Reportage. Par Hortense Assaga

C’est à Marrakech l’africaine que se sont rassemblés certains des plus grands noms des lettres africaines. Durant quatre jours, du 9 au 23 février, s’y est tenue la première édition du Festival du Livre Africain de Marrakech (FLAM).

FLAM : un rêve africain

A l’origine de ce festival, il y a un rêve africain.  Celui de voir ce vaste continent et ses diasporas dialoguer, échanger, partager afin de mieux se connaître. Et quoi de mieux que la littérature, qui ouvre les imaginaires et déconstruit les préjugés ?

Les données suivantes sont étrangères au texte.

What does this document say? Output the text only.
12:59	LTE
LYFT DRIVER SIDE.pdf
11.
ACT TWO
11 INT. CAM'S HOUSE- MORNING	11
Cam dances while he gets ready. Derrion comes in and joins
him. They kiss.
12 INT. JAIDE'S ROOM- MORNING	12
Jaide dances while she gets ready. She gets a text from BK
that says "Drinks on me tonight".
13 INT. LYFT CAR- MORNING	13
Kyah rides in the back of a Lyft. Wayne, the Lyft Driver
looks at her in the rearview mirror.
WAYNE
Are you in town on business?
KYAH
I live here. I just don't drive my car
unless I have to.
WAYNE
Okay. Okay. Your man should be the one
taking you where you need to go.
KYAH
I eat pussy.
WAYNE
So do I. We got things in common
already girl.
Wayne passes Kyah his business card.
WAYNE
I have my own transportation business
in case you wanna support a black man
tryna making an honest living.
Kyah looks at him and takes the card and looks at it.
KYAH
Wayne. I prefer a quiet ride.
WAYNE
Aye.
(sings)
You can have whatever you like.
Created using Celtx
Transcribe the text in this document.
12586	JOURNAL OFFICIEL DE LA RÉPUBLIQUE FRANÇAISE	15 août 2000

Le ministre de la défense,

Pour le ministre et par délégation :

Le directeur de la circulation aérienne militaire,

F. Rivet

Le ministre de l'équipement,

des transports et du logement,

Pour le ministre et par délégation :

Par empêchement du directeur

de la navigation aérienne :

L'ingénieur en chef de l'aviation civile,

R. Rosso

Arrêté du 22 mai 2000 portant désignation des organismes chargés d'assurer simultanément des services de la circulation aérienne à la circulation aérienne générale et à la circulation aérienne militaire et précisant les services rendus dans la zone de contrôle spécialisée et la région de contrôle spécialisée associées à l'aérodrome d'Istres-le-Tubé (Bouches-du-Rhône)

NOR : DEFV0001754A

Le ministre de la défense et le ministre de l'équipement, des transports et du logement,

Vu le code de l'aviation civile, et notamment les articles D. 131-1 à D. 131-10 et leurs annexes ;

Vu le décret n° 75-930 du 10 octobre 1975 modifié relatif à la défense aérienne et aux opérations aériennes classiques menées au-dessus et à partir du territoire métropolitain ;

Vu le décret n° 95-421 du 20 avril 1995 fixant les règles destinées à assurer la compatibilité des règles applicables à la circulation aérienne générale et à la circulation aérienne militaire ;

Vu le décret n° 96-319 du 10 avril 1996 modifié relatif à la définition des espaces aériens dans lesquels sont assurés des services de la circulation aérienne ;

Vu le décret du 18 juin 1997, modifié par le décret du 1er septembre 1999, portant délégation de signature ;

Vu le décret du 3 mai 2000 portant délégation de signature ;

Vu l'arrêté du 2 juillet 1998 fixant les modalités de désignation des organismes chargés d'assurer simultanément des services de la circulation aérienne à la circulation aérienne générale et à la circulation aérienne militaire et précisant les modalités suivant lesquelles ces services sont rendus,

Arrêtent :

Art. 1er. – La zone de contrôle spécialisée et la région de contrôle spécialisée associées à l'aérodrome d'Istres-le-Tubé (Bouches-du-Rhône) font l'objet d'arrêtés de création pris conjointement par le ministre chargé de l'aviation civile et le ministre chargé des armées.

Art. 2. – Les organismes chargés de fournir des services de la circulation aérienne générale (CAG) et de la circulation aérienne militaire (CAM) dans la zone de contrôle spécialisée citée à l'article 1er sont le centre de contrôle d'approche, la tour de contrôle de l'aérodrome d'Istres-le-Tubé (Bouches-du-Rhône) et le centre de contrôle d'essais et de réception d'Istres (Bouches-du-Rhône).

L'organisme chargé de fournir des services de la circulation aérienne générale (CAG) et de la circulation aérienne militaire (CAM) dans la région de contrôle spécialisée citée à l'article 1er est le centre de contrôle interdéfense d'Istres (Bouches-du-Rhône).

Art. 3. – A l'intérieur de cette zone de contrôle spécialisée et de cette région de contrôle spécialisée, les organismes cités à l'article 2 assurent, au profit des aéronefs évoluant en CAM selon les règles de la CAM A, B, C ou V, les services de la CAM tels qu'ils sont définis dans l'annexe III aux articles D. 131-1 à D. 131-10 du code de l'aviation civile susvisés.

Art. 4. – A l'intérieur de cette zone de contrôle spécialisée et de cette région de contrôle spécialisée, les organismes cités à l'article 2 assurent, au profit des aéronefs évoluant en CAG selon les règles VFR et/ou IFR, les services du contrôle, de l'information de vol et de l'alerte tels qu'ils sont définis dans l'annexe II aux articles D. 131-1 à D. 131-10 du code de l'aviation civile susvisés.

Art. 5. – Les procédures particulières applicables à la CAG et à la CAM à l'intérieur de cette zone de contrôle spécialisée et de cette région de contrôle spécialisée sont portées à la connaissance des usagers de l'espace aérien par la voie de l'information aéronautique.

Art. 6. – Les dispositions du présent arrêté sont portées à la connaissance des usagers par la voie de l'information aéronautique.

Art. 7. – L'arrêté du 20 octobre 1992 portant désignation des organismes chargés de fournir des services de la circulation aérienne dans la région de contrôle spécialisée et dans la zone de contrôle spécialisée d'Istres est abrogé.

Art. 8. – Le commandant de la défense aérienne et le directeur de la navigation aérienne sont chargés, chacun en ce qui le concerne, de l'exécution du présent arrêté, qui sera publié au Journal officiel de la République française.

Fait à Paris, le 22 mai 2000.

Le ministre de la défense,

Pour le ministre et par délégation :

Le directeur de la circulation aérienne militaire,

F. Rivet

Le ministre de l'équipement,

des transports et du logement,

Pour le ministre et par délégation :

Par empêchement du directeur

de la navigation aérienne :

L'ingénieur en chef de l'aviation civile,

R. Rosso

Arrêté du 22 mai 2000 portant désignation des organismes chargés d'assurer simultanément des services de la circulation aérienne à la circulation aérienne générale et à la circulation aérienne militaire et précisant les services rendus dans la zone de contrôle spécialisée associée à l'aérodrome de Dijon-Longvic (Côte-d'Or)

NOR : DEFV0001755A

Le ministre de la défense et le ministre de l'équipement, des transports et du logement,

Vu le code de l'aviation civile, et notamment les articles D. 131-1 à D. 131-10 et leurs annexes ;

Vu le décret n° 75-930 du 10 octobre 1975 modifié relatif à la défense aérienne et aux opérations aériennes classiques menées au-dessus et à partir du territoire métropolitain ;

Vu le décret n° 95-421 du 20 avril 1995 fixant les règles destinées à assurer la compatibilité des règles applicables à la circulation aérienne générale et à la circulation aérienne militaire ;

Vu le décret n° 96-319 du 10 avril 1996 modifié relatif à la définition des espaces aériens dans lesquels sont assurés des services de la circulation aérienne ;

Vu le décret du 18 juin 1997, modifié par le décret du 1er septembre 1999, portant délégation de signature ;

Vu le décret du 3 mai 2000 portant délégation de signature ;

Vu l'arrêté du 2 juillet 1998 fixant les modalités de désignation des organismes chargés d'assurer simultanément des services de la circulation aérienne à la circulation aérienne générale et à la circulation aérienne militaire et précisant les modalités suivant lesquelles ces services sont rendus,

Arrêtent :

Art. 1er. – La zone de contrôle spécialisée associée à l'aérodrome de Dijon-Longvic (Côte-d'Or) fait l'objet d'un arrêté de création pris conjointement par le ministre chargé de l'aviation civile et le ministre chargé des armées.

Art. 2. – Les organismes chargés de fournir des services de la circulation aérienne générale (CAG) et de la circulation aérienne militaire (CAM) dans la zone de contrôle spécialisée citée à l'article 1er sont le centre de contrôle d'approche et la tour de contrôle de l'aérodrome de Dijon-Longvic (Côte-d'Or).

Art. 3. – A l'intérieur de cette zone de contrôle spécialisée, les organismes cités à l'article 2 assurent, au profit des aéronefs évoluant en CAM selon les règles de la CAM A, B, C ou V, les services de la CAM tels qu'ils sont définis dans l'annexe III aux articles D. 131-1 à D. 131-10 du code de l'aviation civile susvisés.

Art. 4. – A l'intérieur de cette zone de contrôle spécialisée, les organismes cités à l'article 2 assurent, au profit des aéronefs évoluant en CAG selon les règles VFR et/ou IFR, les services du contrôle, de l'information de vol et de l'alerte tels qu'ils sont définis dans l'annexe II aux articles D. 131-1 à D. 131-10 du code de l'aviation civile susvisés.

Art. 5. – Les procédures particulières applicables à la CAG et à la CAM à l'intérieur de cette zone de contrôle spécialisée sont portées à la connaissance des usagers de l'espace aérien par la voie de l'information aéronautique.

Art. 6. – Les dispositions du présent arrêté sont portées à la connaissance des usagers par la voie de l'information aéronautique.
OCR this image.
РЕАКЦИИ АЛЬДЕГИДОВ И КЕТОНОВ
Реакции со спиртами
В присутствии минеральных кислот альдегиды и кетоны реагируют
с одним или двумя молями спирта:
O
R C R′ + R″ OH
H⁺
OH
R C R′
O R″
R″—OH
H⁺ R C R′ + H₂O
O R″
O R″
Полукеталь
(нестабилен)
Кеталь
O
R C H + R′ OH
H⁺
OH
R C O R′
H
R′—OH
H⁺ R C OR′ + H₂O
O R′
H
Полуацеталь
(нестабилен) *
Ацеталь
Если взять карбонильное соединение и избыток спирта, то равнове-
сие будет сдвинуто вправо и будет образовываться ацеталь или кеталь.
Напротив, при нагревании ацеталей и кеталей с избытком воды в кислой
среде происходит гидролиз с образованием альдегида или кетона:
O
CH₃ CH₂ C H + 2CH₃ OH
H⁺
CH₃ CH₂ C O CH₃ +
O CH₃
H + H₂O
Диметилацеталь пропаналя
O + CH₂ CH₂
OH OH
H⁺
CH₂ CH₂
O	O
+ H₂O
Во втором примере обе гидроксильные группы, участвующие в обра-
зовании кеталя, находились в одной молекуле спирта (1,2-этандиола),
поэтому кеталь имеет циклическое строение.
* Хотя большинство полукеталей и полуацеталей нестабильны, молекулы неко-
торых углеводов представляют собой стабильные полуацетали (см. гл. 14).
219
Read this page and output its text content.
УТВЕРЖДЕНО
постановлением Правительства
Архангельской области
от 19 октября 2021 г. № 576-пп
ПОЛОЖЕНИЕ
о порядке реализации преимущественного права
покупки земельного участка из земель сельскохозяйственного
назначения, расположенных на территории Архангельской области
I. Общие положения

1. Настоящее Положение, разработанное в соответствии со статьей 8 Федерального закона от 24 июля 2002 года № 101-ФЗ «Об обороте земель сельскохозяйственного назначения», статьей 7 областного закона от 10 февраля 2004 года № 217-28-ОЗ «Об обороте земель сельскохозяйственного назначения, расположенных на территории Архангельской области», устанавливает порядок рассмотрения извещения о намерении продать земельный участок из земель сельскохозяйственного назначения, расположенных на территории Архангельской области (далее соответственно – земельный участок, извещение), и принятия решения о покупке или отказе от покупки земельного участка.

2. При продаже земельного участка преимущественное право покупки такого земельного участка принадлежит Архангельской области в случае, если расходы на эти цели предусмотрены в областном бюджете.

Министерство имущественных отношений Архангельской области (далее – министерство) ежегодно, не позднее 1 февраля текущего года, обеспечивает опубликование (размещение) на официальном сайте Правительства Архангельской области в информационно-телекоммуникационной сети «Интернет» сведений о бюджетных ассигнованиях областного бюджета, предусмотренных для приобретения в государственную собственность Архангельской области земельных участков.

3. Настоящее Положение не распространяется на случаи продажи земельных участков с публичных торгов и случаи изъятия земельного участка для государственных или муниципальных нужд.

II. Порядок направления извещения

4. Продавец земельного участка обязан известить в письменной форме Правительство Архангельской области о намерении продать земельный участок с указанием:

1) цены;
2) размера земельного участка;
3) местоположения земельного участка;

Pour y parvenir, ils s’y sont mis à quatre. Mahi Binebine, l’artiste rassembleur et faiseur, l’enfant de Marrakech. A ses côtés, la journaliste férue de culture Fatimata Wane. De la partie aussi, Younès Ajarraï, le Délégué Général et Hanane Essaïdi, Professeure de littérature. Ces passionnés ont mis ensemble leur carnet d’adresse et aussi leur génie créatif pour faire de cette première édition un événement fondateur. C’est peu de dire qu’il y avait affluence au Centre Culturel  « Les Etoiles de Jemaa El-Fna » en plein cœur de la Médina. L’événement gratuit attirait un public curieux comme ces jeunes écoliers et étudiants  venus écouter, découvrir, mettre des visages sur des noms-stars de la littérature. Le tout dans une ambiance populaire et propice aux échanges pour une grande première qui a rassemblé la communauté africaine du livre.

Une affiche grandiose ;  Imaginez plus de quarante auteurs de renommée parmi lesquels : Djaïli Amal, Ken Bugul, JMG Le Cléziot, Ananda Devi, Rodney Saint-Eloi, Tanella BoniAbdelaziz Baraka SakinAbdourahman Waberi, Blaise Ndala, Mohammed Bennis, côtoyant de jeunes plumes d’Afrique et de la diaspora. Et aussi de grands noms de l’art contemporain ensemble : Barthélémy Toguo, Nù Barreto, Abdoulaye Konaté. C’est  une Afrique culturellement unie qui s’est retrouvée autour d’expositions, de cafés littéraires, palabres, grands entretiens, lectures et autres rendez-vous gastronomiques et festifs pour dire en toutes lettres majuscules et au monde, que désormais, il faudra compter avec le FLAM. Le Festival qui rapproche et  réunit.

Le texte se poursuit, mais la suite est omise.